Nel finale, il Campione del Mondo in carica ha stretto i denti, anche se sapeva di avere un'ottima auto in mano.
"Verso la fine, la Ferrari #50 era molto forte su pista che si stava asciugando, e ovviamente si trattava di decidere quando montare le slick o meno, ma ci è voluto davvero molto tempo perché il tracciato fosse asciutto completamente. Abbiamo parlato tanto coi box e gli altri piloti che guardavano l'on-board, analizzando anche cosa stavano facendo le altre vetture che in precedenza avevano montato le slick".
"Quindi è stato difficile, ma ero abbastanza fiducioso che i ragazzi avrebbero fatto la scelta giusta con tutti i suggerimenti che potevamo dare. Gli ultimi giri sono stati difficili anche nel traffico delle GT, perché montavano le slick, ed erano molto veloci, quindi faticavo a superarle".
Campbell aggiunge: "Non ci aspettavamo un risultato del genere prima della gara, sono al settimo cielo! Le condizioni della pista erano a tratti estremamente difficili. Eppure, non abbiamo mai commesso errori. Tutta la squadra ha fatto un lavoro straordinario, è semplicemente fantastico festeggiare la nostra prima vittoria WEC dell'anno".

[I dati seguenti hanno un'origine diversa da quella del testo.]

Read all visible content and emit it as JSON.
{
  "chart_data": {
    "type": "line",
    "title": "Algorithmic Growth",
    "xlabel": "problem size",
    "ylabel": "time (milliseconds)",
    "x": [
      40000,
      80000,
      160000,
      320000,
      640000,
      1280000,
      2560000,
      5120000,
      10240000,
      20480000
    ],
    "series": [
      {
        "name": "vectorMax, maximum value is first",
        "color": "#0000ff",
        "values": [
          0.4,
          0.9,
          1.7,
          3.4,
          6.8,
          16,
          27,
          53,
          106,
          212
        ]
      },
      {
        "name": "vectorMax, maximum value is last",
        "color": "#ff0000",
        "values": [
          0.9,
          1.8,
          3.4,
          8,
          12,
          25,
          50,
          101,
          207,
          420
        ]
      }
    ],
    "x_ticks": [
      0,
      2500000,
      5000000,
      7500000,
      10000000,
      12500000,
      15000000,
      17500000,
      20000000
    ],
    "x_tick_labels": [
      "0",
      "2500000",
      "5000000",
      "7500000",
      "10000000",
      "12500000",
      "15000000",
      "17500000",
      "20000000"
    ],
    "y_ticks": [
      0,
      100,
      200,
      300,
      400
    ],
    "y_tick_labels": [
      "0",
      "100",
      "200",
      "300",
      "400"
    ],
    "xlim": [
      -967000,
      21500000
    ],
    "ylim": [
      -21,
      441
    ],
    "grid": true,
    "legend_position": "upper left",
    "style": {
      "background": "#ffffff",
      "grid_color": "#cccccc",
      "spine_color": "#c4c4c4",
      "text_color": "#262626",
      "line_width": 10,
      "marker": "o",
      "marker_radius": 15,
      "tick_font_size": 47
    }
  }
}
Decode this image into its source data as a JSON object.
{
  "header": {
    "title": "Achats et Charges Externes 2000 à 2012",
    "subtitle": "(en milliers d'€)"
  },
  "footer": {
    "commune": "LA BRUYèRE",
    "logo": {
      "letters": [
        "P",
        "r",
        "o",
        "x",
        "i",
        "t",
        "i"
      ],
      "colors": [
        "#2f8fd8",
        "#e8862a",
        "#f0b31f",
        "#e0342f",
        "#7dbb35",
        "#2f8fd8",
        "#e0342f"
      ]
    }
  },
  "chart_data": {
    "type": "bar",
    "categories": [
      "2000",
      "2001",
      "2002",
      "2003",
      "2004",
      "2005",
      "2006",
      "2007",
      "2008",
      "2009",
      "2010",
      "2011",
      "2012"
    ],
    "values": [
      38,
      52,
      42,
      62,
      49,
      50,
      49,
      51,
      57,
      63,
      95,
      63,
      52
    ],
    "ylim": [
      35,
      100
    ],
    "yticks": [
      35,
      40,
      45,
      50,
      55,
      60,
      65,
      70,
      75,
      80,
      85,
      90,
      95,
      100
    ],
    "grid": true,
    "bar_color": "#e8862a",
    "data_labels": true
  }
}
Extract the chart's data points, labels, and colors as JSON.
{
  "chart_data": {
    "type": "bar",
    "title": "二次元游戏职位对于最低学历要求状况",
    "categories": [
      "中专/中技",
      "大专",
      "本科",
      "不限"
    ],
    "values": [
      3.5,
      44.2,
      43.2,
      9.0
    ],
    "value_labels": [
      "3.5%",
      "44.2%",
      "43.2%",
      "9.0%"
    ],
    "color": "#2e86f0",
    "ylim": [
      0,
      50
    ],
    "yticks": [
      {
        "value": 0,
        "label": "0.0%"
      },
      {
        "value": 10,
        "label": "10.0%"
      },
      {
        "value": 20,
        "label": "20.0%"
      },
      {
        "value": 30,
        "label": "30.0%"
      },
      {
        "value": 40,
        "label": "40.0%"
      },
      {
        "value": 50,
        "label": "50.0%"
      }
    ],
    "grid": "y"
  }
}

Anche Vanthoor mostra grande soddisfazione: "Questa vittoria è arrivata inaspettatamente, il che la rende ancora più dolce. Le condizioni di pista bagnata ci hanno messo alla prova, ma proprio in queste circostanze abbiamo potuto mettere a frutto i nostri punti di forza come team. È una sensazione fantastica. Non eravamo arrivati qui con l'aspettativa di vincere, ma nelle condizioni mutevoli abbiamo dimostrato che, a prescindere dal nostro ritmo, sappiamo ancora come gestire una gara, e lo abbiamo fatto alla perfezione".
#6 Porsche Penske Motorsport Porsche 963: Kevin Estre, Laurens Vanthoor, Matt Campell
Foto di: Andreas Beil
Nella classifica Costruttori la Porsche sale quindi al secondo posto superando la Cadillac con 65 punti di ritardo dalla Ferrari, mentre tra i piloti Estre/Vanthoor salgono terzi a 79, contro i 115 di Pier Guidi/Calado/Giovinazzi e i 100 di Kubica/Ye/Hanson, dunque tra Fuji e Bahrain ci si giocherà il tutto per tutto.
"Sono davvero orgoglioso di piloti, squadra, ingegneri e strateghi. Siamo stati al massimo della forma nelle circostanze più difficili", dice esultando Urs Kuratle, Direttore del programma ufficiale Porsche LMDh.
"Quando le condizioni sono come quelle odierne, dove il perfetto lavoro di squadra e le straordinarie capacità di guida sono decisive, è allora che brilliamo davvero. Non potrei essere più felice per tutta la squadra. Perfetti sotto ogni punto di vista!"